Keep a wary eye
There is a lot of concern on the mountain now, but Hawaiians also need to pay attention to the beaches.
This week my wife and I walked in on the public path to the beach at the Fairmont Orchid. We set our chairs on the beach and were told the new policy starting this week was that we could not be there unless we each bought a $50 “beach pass.”
We argued that beaches in Hawaii are public, and that we were below the high-water mark. Their position is that they control that beach, we are not allowed to bring our chairs or umbrella, that the only chairs allowed on “their beach” are their chairs. We refused to pay $100, we were told we needed to leave the beach.
Roger Redifer
Port Ludlow, Washington
Death threats, bounties
not ‘peace-loving’
It started out as a peaceful protest against the TMT. Many people have written letters to the editor about their experience among the protest group that is filled with aloha and peacefulness.

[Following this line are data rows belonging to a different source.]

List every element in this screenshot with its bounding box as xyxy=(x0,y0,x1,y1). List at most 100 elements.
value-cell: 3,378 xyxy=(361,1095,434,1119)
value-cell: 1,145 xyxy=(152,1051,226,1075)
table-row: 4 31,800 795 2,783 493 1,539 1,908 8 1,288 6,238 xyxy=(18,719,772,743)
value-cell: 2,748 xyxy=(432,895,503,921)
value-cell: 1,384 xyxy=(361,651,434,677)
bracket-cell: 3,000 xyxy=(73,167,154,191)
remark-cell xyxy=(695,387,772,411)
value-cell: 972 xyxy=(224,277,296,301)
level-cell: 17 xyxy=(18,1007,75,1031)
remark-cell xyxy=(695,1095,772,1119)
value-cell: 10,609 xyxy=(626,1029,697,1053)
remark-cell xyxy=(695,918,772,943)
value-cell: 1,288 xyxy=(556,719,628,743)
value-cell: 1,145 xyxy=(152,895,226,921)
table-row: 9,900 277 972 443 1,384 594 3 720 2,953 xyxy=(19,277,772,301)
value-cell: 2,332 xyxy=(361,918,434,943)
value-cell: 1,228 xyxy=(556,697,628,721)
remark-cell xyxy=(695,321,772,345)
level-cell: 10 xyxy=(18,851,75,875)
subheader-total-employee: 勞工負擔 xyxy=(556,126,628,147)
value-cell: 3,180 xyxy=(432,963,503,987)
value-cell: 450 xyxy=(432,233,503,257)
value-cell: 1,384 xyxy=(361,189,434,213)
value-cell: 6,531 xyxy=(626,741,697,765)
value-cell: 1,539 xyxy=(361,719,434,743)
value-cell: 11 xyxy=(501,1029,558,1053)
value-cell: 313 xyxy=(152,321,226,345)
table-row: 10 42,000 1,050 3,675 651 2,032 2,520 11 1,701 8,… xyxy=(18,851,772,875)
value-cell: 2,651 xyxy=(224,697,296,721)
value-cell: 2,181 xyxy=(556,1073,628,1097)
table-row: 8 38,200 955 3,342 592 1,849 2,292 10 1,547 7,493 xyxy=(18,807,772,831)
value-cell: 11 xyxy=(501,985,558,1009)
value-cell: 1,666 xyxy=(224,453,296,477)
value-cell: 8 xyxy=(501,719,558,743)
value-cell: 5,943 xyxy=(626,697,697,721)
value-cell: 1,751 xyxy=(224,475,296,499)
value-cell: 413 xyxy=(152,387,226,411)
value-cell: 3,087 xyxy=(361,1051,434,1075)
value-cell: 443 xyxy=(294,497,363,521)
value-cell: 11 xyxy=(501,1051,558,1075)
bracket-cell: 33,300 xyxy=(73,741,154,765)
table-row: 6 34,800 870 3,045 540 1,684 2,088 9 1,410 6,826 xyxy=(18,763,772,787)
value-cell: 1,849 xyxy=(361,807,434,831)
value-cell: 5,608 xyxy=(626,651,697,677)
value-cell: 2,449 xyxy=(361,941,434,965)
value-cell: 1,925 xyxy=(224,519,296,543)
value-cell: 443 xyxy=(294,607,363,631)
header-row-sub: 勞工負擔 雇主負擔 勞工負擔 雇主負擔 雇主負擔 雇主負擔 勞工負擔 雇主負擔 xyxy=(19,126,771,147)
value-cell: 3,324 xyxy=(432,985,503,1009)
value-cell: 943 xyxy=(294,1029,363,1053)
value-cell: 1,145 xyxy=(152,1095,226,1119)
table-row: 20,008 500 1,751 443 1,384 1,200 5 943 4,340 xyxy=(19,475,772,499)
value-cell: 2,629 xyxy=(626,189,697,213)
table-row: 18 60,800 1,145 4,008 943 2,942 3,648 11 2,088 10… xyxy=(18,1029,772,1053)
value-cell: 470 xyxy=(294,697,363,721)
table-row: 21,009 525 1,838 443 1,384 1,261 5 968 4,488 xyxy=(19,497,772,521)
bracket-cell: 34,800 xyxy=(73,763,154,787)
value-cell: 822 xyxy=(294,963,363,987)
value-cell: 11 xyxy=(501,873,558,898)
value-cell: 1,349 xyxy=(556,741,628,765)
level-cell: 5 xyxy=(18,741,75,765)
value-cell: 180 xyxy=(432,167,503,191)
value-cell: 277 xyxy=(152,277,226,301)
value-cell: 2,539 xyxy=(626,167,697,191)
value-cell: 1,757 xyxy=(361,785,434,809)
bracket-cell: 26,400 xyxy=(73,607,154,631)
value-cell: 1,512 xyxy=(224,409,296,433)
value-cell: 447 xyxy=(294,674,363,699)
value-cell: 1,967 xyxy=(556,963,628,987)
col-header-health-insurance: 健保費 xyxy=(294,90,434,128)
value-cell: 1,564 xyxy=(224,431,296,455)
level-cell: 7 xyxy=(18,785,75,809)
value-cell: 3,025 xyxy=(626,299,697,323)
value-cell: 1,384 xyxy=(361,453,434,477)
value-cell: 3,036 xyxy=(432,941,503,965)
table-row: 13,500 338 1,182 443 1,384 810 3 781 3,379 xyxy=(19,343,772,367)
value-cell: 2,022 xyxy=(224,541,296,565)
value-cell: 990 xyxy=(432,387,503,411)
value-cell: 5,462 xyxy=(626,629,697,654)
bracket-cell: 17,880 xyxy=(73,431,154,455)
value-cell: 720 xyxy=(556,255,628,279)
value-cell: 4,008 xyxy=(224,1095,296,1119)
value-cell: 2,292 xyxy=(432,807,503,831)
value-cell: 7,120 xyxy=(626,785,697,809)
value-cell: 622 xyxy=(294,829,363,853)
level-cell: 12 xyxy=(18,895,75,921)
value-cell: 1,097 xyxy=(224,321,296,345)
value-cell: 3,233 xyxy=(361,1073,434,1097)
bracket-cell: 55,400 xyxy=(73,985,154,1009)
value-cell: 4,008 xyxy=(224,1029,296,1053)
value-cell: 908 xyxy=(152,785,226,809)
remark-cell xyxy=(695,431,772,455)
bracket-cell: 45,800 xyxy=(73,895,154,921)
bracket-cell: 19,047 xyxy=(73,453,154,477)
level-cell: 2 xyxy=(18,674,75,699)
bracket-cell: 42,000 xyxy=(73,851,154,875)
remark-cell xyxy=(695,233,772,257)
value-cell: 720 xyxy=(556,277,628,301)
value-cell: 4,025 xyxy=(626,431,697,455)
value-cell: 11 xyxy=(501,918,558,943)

These writers need to pull their heads out of that crevasse where they are keeping them and pay attention to the news because the news tells about some of these “peace-loving thugs” resorting to violence and threats. Death threats and bounties on people are not even close to peace -loving! These few barbarians are showing their true colors that they could care less about TMT, but would rather resort to their violent roots.
Gayle Kalapana
Ocean View
King Kalakaua saw
need for observatories
It’s occurred to me that it would be a wonderful thing if a time machine were invented that the protesters, or protectors, of Maunakea, could use to go back 100 years or more to discuss with the Hawaiian kings whether or not the Thirty Meter Telescope should be built. But alas, we don’t have that luxury. However, we have written history as our “time machine.”
Fortunately, one of the last Hawaiian monarchs actually gave us his opinion regarding observatories. My wife and I last week visited Imiloa Astronomy Center in Hilo, and I took a photo of one of the displays offering King David Kalakaua’s opinion of observatories: During the reign of King Kalakaua (1874-1891) the Hawaiian monarch expressed great interest in astronomy. In a letter written in 1880 about observatories King Kalakaua remarked, “Something of this kind is needed here very much.”
Thank you, King Kalakaua, for commenting in writing!